Девушки были в восторге. Радость всеобщая. Их поэт, свой с детства – признан, как же не радоваться.
Карамзин тоже почувствовал, что восходит новая звезда. Через несколько времени, в статье о Богдановиче, он приводил стих из «Сельского кладбища» как образцовый.
Владимир Соловьев находил, что лирическая наша поэзия, России XIX века, родилась близ Белева из легких строф молодого Жуковского. Новый, прекрасный звук в лирике русской явился с Жуковским – Карамзин не был поэтом, Дмитриев недостаточно значителен. Звук этот – воздыхание, нежное томление, элегия и меланхолия. Откуда взялось все это у Жуковского, светлого и совсем не болезненного?
Разумеется, много тут от самого духа времени. Загадочно сложение человеческих душ. Несомненно, что тогда по вершинам российским прошло дуновение меланхолии, чувствительности, обостренной отзывчивости на трогательное и печальное. Жуковский – сын своего времени, его выразитель. Иначе быть не могло.
Но и собственная жизнь отозвалась. Нельзя думать, что уж так идиллически-ясно прошло детство его и юность. Странное положение в семье (да и в обществе) давно было шипом внутренним. Его не обижали, воспитывали и учили, считалось, что любят. Но, видимо, недостаточно. Как-то с прохладцею, может быть, и снисхождением.

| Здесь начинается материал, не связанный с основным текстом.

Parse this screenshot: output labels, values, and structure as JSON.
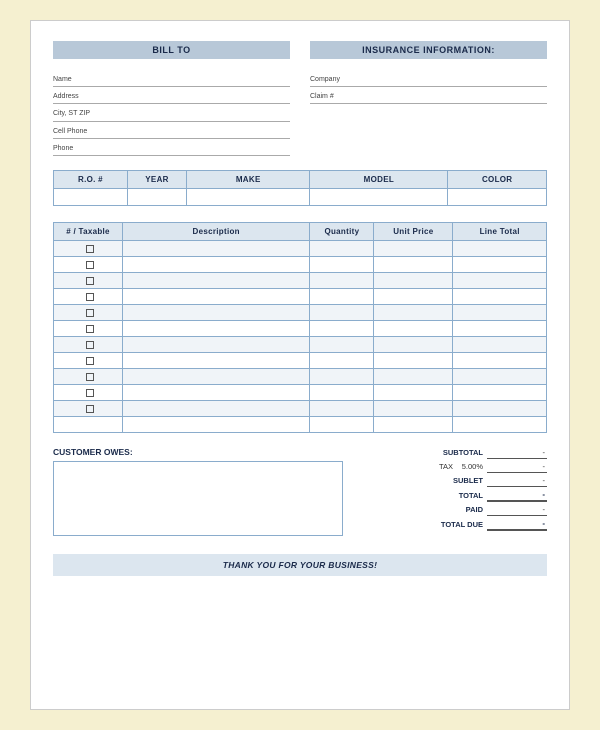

Ему же хотелось большего.
В дневнике его 1805 года записано: «Не имея своего семейства, в котором я бы что-нибудь значил, я видел вокруг себя людей мне коротко знакомых, потому что был перед ними вырощен, но не видал родных, мне принадлежащих по праву; я привык отделять себя от всех, потому что никто не принимал во мне особливого участия, и потому, что всякое участие казалось мне милостию. Я не был оставлен, брошен, имел угол, но не был любим никем».
«Не был любим никем» – это преувеличение. Но ему так казалось, и это мучило. Что Марья Григорьевна, что крестная Варвара Афанасьевна, что другие сводные сестры могли его полулюбить, прохладно и покровительственно, это понятно. Но родная мать? Та самая Елизавета Дементьевна, бывшая Сальха, которая до могилы так с Буниными и оказалась связанной?
С матерью не совсем ладилось у него тоже. Детские его письма, кроме почтительности и послушания, не говорят ни о чем. Почтительным и послушным остался он навсегда. Но этого ему мало. «Самое общество матушки, по несчастию, не может меня делать счастливым: я не таков с ней, как должен быть сын с матерью; это самое меня мучит и мне кажется, я люблю ее гораздо больше заочно, нежели вблизи».
Слишком уж они разные. Слишком она ключница, для нее Бунины благодетели. Он же поэт и ее незаконный сын (хоть незаконный, но сын). И в этой юной полосе жизни, после дурацкой Соляной конторы, в милом Мишенском все же нечто отравляет ему отношения с матерью. Елизавета Дементьевна при господах даже сесть не может – вечное напоминанье о неправильности и ее, и его положения. Это угнетало за нее. А за себя – ранило молодое самолюбие.